More than half of all respondents (54 percent) said they had received at least one dose of a COVID-19 vaccine.
Of Black LGBTQ Pennsylvanians, 57.5 percent had not been vaccinated compared to 45.8 percent of all LGBTQ Pennsylvanians, the report found, noting that Black LGBTQ Pennsylvanians are accessing COVID-19 vaccinations at a lower rate than the community at large, and “display more hesitancy than other LGBTQ Pennsylvanians.”
In respondents who were hesitant to receive the vaccine, 58.7 percent reported having “concerns about safety,” 38 percent said they felt other people needed the vaccine more than them and 35.9 percent had concerns about the vaccines’ effectiveness.
Shanker said the concerns about others needing a vaccine more urgently highlights the “communitarian idea” of LGBTQ Pennsylvanians, adding that better education is “clearly needed” to help individuals understand that getting vaccinated protects the whole community.
Researchers also included four recommendations to help get COVID-19 vaccines to LGBTQ Pennsylvanians.
- “Vaccines should be offered at LGBTQ+-affirming community-based sites to address the barriers to care that may inhibit LGBTQ+ Pennsylvanians from seeking vaccinations from more traditional healthcare providers;
- “Trusted messenger strategies should be utilized to provide tailored information to LGBTQ+ Pennsylvanians about where vaccines are available and how to make an appointment.

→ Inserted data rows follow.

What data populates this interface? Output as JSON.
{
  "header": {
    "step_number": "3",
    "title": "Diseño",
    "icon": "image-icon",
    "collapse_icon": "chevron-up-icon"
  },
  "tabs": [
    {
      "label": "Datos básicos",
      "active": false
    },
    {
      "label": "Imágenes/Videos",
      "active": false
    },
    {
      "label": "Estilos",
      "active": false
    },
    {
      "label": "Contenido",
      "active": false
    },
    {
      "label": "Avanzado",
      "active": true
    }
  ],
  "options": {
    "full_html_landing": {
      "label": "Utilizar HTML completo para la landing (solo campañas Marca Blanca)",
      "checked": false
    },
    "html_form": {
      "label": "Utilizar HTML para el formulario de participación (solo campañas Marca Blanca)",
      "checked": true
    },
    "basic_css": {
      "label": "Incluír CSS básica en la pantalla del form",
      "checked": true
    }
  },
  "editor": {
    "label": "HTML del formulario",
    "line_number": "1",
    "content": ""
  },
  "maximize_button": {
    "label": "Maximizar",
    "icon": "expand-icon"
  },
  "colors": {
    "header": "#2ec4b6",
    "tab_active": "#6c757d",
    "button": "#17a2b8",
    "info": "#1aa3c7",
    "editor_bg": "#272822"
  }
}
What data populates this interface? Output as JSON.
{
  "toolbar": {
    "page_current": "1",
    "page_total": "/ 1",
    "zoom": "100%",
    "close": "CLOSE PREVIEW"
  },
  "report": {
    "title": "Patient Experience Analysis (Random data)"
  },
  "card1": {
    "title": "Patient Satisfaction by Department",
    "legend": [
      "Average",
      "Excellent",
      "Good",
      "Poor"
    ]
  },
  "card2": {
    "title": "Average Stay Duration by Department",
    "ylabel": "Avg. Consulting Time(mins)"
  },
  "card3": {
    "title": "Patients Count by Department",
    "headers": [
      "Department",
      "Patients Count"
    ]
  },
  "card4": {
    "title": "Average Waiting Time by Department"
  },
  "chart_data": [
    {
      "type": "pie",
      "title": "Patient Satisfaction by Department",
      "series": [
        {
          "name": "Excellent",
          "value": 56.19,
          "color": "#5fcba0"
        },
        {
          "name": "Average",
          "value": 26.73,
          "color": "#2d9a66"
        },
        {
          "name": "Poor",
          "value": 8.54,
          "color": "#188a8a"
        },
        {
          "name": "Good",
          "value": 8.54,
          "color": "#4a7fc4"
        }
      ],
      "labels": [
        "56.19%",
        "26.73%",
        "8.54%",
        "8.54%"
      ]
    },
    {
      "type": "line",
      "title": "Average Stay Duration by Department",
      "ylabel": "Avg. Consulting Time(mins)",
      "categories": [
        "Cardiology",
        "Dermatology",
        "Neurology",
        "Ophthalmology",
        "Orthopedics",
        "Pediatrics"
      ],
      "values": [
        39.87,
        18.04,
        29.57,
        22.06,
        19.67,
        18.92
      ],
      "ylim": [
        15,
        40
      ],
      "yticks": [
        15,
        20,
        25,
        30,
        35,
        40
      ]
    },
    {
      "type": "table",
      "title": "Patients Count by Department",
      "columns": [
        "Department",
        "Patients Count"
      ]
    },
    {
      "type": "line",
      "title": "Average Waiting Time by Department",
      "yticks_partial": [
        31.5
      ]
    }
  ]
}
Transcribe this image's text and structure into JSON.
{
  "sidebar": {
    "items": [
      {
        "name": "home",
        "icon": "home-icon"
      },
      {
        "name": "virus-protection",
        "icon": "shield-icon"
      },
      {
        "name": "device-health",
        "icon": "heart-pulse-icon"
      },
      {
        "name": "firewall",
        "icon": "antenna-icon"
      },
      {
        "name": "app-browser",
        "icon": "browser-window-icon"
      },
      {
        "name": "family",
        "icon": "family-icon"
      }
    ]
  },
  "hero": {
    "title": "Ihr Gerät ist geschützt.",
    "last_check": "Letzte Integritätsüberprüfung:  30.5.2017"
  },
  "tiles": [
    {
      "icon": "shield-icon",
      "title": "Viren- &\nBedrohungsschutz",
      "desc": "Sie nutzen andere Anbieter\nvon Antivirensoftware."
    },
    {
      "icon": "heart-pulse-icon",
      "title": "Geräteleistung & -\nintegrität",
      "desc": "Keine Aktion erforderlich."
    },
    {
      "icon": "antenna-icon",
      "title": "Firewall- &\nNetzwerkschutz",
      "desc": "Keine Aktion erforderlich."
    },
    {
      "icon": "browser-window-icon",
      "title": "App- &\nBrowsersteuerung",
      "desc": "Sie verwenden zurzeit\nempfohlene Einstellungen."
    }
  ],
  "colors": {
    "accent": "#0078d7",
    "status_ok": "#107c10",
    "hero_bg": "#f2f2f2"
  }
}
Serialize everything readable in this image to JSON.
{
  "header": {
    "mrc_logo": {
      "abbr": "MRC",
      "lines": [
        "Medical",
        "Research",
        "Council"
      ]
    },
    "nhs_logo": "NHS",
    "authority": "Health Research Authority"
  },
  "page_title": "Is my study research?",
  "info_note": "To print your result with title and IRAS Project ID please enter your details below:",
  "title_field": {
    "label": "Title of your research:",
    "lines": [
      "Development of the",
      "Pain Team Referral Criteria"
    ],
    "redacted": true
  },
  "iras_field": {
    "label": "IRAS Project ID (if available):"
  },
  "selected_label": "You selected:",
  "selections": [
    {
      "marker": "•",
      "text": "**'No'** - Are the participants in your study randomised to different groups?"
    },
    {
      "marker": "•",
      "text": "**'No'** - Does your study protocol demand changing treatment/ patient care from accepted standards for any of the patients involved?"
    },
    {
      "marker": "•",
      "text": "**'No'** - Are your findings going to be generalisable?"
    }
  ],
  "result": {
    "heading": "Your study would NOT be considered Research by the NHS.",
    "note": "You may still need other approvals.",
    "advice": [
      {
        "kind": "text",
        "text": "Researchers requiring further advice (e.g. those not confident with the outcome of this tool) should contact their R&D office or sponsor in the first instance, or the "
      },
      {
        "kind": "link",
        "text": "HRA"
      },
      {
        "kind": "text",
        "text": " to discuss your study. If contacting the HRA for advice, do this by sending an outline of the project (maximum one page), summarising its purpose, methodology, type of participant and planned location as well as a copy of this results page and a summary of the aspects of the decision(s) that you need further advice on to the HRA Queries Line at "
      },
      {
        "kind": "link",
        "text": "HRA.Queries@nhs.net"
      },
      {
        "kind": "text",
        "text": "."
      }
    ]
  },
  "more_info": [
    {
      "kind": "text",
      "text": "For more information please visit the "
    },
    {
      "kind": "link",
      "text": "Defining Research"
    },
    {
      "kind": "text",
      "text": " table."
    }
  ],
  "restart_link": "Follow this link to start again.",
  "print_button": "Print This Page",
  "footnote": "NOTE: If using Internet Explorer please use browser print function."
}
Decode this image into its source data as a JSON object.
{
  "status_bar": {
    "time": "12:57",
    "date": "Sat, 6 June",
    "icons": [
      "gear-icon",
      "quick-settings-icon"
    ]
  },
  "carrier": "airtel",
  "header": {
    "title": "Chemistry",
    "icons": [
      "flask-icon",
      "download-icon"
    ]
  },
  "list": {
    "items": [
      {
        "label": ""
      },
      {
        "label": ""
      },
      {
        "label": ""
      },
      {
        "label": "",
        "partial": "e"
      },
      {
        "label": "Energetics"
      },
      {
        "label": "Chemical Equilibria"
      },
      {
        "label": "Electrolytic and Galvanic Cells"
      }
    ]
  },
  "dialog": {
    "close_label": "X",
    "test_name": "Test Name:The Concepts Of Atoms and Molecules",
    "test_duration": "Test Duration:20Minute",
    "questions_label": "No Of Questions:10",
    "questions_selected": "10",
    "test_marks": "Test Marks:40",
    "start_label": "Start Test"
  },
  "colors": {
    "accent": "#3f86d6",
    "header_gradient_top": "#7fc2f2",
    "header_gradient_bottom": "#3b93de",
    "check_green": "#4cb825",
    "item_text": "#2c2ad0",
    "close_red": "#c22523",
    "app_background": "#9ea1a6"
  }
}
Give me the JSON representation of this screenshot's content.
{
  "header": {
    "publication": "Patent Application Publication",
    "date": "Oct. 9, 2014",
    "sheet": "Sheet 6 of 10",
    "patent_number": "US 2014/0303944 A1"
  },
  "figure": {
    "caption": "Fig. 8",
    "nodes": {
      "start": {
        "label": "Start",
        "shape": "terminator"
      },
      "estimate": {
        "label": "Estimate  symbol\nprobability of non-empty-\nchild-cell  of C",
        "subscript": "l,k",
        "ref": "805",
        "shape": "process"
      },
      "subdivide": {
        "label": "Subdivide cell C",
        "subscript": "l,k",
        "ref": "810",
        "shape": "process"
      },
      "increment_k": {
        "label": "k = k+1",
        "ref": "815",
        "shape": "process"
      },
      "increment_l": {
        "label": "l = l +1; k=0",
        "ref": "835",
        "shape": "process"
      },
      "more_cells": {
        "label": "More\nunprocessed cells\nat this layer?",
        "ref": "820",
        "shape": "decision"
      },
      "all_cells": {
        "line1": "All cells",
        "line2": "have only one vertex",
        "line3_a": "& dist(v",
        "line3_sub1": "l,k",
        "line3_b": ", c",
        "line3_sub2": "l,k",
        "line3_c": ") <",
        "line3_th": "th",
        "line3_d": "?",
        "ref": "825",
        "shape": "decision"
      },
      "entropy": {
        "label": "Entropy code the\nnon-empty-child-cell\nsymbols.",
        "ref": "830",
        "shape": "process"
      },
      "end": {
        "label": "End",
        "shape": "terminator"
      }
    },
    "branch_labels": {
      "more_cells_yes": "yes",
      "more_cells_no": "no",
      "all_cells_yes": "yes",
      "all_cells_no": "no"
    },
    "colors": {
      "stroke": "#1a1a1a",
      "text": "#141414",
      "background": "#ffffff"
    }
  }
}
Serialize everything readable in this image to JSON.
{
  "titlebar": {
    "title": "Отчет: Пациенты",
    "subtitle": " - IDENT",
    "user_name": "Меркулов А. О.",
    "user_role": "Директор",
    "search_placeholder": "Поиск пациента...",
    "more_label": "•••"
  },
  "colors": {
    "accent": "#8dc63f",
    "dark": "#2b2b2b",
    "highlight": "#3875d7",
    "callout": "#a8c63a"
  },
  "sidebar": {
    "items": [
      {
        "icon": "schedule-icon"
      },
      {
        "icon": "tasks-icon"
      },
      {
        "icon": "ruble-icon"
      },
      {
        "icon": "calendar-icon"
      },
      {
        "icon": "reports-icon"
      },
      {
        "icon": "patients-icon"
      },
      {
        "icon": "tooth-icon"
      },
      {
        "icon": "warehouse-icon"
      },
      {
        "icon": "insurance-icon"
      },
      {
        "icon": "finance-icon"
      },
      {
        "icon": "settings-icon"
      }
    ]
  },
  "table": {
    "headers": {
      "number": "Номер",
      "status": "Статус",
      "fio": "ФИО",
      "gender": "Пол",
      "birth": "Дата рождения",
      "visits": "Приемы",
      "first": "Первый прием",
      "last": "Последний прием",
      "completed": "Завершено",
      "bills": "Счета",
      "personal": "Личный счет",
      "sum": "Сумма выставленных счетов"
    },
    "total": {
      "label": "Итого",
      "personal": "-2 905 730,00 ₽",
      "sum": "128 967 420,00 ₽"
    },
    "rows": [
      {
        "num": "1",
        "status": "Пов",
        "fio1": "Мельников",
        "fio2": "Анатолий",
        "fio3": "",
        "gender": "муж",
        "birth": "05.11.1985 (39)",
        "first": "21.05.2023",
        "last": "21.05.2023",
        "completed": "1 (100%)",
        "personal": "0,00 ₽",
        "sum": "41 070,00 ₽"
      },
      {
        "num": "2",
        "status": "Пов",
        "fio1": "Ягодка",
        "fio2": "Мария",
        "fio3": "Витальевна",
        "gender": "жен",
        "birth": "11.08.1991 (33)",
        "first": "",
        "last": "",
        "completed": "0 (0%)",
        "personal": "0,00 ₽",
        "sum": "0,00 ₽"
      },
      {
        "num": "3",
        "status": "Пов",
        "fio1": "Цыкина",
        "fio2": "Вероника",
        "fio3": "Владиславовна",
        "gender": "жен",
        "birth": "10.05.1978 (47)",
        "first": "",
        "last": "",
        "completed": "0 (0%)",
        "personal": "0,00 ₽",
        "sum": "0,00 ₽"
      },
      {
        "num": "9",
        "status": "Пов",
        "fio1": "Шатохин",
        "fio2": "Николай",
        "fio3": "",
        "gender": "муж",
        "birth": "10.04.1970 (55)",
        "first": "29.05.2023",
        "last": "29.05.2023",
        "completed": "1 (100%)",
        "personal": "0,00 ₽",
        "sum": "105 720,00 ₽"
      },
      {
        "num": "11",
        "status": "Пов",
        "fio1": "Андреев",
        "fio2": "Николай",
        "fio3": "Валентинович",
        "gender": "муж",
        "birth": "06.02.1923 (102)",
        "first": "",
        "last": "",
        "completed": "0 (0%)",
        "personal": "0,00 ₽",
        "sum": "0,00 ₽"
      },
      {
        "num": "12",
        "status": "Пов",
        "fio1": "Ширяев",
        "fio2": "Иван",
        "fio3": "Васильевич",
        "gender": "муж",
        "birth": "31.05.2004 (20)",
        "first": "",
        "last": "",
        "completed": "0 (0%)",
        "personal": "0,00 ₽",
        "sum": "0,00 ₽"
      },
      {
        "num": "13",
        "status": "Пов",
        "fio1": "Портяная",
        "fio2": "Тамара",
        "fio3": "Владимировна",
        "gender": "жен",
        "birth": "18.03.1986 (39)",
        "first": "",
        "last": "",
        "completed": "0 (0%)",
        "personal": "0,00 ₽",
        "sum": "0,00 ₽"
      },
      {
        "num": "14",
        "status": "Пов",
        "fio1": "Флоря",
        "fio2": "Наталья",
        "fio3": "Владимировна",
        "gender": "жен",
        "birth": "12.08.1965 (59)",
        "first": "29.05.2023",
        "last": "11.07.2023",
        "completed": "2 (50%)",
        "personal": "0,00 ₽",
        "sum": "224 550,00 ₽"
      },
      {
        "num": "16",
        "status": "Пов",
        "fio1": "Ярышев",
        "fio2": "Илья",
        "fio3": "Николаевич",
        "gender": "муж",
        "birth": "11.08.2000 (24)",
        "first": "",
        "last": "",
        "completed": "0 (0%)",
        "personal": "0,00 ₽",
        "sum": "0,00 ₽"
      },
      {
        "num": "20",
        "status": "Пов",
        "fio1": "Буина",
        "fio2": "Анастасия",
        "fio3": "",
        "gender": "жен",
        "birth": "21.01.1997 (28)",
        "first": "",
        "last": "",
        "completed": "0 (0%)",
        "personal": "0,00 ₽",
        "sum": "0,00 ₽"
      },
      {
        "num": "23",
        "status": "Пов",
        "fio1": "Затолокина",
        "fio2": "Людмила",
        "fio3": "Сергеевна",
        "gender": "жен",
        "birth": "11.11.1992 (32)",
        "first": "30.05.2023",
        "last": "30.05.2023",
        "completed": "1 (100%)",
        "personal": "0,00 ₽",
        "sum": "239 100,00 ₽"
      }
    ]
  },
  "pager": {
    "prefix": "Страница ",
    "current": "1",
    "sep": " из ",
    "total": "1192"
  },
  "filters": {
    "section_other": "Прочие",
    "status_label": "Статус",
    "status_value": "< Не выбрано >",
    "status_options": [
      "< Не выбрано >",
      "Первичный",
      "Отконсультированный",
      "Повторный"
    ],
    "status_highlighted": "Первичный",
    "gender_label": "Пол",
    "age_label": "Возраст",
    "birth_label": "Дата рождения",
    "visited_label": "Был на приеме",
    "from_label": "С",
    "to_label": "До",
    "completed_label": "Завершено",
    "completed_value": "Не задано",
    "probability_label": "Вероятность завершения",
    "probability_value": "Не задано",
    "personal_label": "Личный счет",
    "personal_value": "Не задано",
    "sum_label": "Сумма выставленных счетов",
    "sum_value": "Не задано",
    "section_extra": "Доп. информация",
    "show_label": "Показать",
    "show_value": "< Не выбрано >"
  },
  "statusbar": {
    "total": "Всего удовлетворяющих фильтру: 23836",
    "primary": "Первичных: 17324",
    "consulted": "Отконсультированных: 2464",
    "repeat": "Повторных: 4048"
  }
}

Such outreach campaigns should also address misinformation about costs and side effects of the vaccines;
- “Public health professionals and healthcare providers should partner with LGBTQ+ community-based organizations to utilize an intersectional approach to addressing vaccine hesitancy that acknowledges and responds to the unique concerns of Black LGBTQ+ Pennsylvanians;
- “Pennsylvania Department of Health and the CDC should prioritize sexual orientation and gender identity data collection for COVID-19 vaccine tracking,” the document reads.
In February, the Capital-Star reported that LGBTQ community leaders and advocates were dismayed at the lack of sexual orientation and gender identity (SOGI) demographic data in state and federal health data.
The data, advocates argued, is essential to making COVID-19 vaccine distribution more equitable, providing valuable information on who is receiving vaccines, who is not, and why.
Frustrated by the lack of data, they set out to collect the data on their own.
“It should have been included from day one,” Shanker told the Capital-Star.
Dr. Kathleen “Kat” Carrick, a researcher and adjunct faculty member at Bryn Mawr College, who worked on the report, said this survey is the “first of many.” In fact, Carrick is already working with researchers in other states to develop similar surveys.
“It’s a start of having a better understanding of how the LGBTQ community is impacted by COVID,” Carrick told the Capital-Star. “If we help one person not get COVID or get linked up to a resource they did not know about, it’s worth it.”
Shanker and Carrick argued that SOGI vaccine data would be preferred and welcomed at the state and national level, but in the absence of that data, reports such as these are necessary to fill the void.
The CDC not collecting SOGI data “sends a real clear message to the state’s that that data’s not important,” Carrick said.
Agreeing, Shanker said, “I hope that it [the report] inspires a renewed interest in adding sexual orientation and gender identity” to collected demographic data. “We need to make sure we are invested in vaccine efforts that help all of us.”